I.e. SELECT * FROM t ORDER BY rank UNTIL value>1
and I want the first 2 rows back?
One solution is to use a subquery and bool_or
:
SELECT * FROM
( SELECT id, rank, value, bool_and(value<2) OVER (order by rank, id) AS ok FROM t ORDER BY rank) t2
WHERE ok=true
BUT wont that end up going through all rows, even if I only want a handful?
(real world context: I have timestamped events in a table, I can use a window query lead/lag to select the time between two events, I want all event from now
going back as long as they happened less than 10 minutes apart – the lead/lag
window query complicates things, so simplified example here)
edit: made window-function order by rank, id
This may be no better than your solution, since you begged the question, "won't that end up going through all rows?"
I can tell you this -- the explain plan is different than your solution. I don't know how the guts of PostgreSQL works, but if I were writing a "max" function, I would think it would always be O(n). By contrast, you had an order by which is average case O(n log n), worst case O(n^2).
That said, I cannot deny that this will go through all rows:
select * from sandbox.t
where id < (select min (id) from sandbox.t where value > 1)
One thing to clarify, though, is that unless you scan all rows, I'm not sure how you could determine the minimum value.
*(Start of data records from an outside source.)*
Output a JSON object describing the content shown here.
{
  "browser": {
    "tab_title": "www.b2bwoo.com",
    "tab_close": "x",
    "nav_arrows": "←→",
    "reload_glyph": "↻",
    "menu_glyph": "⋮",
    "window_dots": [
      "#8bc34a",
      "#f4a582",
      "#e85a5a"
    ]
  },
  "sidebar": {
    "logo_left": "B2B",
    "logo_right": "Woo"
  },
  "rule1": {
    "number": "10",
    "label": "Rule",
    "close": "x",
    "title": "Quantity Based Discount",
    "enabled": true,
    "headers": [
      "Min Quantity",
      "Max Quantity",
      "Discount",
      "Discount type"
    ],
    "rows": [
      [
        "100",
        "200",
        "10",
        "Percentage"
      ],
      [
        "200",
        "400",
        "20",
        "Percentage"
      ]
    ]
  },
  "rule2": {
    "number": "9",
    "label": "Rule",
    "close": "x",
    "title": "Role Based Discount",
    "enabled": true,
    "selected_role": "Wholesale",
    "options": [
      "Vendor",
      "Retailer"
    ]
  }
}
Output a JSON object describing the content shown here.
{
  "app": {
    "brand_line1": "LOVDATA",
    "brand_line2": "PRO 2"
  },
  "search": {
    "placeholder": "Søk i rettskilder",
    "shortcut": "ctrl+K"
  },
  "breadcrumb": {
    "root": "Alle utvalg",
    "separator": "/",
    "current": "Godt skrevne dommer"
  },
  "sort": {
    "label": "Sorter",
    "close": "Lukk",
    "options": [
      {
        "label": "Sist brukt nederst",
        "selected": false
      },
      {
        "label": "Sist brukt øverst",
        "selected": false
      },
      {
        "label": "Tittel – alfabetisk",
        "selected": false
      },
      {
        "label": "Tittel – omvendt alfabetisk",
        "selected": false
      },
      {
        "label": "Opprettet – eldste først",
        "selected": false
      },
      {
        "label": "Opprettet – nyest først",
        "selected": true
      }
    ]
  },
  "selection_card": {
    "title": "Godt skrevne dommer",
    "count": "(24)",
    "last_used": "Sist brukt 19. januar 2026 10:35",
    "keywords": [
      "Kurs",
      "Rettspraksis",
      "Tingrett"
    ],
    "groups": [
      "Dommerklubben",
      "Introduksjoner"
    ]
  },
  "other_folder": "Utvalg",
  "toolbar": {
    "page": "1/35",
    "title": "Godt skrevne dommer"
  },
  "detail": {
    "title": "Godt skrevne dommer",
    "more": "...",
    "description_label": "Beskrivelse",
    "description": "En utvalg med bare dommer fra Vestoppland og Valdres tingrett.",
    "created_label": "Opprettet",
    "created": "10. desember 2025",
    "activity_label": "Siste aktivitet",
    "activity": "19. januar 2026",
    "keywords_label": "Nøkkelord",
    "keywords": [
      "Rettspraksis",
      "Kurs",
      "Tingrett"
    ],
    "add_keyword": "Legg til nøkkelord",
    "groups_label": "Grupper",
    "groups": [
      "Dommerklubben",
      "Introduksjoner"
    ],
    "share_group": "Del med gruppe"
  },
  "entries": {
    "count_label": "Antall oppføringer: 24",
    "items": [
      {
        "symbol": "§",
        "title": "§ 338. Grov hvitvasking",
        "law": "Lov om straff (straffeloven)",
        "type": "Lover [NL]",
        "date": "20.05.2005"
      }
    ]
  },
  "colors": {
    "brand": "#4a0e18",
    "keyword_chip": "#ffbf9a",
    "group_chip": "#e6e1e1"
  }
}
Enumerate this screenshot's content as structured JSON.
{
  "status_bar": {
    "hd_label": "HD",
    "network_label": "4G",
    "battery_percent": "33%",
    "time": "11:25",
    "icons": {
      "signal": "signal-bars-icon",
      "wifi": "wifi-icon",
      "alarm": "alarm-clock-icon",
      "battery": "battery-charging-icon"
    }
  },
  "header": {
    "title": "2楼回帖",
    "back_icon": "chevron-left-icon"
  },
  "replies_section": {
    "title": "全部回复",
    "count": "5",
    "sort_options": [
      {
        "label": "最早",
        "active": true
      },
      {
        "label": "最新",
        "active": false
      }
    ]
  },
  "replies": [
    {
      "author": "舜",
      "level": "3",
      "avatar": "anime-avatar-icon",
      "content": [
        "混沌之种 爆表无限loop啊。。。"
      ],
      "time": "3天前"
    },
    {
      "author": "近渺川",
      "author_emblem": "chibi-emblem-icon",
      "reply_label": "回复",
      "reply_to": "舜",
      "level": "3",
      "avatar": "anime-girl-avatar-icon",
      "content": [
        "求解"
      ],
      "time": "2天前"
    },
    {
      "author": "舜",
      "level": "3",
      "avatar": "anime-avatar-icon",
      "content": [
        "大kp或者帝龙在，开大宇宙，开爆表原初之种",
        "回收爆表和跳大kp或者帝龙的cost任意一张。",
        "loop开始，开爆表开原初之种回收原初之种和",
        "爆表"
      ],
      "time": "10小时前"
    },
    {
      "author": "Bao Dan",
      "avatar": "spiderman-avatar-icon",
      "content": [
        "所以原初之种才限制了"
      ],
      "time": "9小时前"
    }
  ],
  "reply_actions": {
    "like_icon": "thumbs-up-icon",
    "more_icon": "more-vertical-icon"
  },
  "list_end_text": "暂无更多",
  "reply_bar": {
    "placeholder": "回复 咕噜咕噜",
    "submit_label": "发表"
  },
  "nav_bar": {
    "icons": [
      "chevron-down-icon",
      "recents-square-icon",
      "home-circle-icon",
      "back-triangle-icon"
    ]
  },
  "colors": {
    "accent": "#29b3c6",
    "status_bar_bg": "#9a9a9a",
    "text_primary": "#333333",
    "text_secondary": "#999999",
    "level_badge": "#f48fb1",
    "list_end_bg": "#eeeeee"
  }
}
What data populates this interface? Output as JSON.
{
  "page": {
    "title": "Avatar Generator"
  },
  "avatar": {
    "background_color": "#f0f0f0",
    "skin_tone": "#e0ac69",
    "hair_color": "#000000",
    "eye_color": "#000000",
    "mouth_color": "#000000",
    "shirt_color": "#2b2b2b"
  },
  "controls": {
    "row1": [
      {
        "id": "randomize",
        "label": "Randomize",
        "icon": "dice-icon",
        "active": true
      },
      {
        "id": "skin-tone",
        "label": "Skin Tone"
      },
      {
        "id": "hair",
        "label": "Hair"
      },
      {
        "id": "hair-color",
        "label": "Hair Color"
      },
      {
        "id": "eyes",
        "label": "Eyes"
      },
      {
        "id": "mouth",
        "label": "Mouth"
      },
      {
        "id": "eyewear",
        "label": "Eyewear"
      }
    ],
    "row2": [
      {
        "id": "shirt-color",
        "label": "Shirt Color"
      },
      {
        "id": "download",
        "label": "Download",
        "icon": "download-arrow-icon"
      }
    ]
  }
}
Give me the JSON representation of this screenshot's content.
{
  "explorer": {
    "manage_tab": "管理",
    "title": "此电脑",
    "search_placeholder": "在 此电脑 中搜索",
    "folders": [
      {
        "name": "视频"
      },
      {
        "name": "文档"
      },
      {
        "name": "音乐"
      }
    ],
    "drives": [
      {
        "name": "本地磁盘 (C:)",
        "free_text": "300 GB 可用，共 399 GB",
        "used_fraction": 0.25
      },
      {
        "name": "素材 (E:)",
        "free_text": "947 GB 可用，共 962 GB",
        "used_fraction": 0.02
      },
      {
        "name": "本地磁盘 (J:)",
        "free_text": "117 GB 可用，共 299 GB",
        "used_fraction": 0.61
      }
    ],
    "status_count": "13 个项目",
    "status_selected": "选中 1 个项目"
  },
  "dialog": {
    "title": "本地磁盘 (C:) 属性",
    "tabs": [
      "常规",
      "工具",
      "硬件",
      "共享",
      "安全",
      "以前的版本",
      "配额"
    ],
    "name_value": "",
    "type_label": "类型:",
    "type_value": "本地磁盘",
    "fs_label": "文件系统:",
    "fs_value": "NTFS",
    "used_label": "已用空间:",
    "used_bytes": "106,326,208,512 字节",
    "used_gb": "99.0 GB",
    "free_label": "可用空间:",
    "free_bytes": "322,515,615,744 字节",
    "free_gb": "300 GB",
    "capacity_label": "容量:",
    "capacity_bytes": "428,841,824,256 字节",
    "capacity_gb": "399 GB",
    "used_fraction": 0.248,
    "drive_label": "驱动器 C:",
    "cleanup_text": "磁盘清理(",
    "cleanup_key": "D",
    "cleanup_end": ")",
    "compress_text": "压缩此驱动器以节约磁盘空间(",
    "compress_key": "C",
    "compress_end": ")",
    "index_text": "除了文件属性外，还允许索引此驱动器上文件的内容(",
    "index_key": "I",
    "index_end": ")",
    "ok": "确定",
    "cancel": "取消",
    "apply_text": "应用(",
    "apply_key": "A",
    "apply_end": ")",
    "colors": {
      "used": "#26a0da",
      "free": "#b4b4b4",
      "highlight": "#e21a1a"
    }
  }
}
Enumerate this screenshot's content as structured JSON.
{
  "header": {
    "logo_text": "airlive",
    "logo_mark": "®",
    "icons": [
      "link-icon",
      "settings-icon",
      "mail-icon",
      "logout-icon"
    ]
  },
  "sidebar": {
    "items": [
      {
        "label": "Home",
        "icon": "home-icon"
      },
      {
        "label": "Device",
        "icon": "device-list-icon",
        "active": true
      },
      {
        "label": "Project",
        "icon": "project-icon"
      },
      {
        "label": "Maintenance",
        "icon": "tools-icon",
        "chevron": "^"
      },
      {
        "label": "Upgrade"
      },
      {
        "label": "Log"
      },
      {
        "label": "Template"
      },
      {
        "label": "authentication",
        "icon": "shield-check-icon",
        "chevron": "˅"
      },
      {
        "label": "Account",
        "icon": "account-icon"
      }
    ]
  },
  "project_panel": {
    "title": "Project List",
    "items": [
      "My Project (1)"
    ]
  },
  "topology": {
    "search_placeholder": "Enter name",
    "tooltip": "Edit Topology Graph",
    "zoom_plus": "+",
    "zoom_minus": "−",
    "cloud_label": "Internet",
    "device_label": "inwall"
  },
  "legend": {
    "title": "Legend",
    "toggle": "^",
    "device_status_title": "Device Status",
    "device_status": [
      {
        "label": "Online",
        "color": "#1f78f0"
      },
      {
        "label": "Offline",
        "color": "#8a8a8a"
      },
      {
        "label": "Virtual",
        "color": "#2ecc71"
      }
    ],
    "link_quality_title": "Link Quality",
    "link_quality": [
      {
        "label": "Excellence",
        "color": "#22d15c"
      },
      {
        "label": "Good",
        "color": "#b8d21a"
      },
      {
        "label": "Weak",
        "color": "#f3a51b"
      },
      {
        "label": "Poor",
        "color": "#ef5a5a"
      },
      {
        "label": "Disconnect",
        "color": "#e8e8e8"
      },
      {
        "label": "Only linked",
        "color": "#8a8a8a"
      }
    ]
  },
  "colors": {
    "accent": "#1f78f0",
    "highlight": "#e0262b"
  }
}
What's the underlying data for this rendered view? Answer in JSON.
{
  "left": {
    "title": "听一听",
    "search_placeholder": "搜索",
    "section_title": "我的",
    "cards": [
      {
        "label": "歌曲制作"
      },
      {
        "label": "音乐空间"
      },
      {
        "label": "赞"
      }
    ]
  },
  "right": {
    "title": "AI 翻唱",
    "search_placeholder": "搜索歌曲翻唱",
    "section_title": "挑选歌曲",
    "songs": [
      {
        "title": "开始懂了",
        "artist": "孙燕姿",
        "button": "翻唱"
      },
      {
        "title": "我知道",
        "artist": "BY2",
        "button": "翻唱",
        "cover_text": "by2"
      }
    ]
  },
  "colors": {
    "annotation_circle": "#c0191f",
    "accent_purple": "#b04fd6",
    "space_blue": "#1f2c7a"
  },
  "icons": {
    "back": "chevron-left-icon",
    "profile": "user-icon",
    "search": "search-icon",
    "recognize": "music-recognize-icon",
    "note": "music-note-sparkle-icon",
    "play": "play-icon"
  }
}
Any time you invoke an aggregate concept across all records, doesn't that mean that you must read all rows?
What you want is a sort of stop-condition. As far as I am aware there is no such thing in SQL, at least PostgreSQL's dialect.
What you can do is use a PL/PgSQL procedure to read rows from a cursor and return them until the stop condition is met. It won't be super fast, but it'll be alright. It's just a FOR
loop over a query with an IF expression THEN exit; ELSE return next; END IF;
. No explicit cursor is required because PL/PgSQL will use one internally if you FOR
loop over a query.
Another option is to create a cursor and read chunks of rows from it in the application, then discard part of the last chunk once the stop condition is met.
Either way, a cursor is going to be what you want.
A stop expression wouldn't actually be too hard to implement in PostgreSQL by the way. You'd have to implement a new executor node type, but the new CustomScan support would make that practical to do in an extension. Then you'd just evaluate an expression to decide whether or not to carry on fetching rows.
You can try something such as:
select * from t, (
select rank from t where value = 1 order by "rank" limit 1) x
where t.rank <= x.rank order by rank;
It will make two passes through the first part of the table (which you might be able to cut by creating an index on (rank, value = 1)) but shouldn't evaluate the rest of the table if you have an index on rank.
[If you could have window expressions in where clauses you could use a window expression to make sure any previous rows didn't have value = 1.. but even if this were possible, then getting the query evaluator to use to limit search would be yet another challenge.]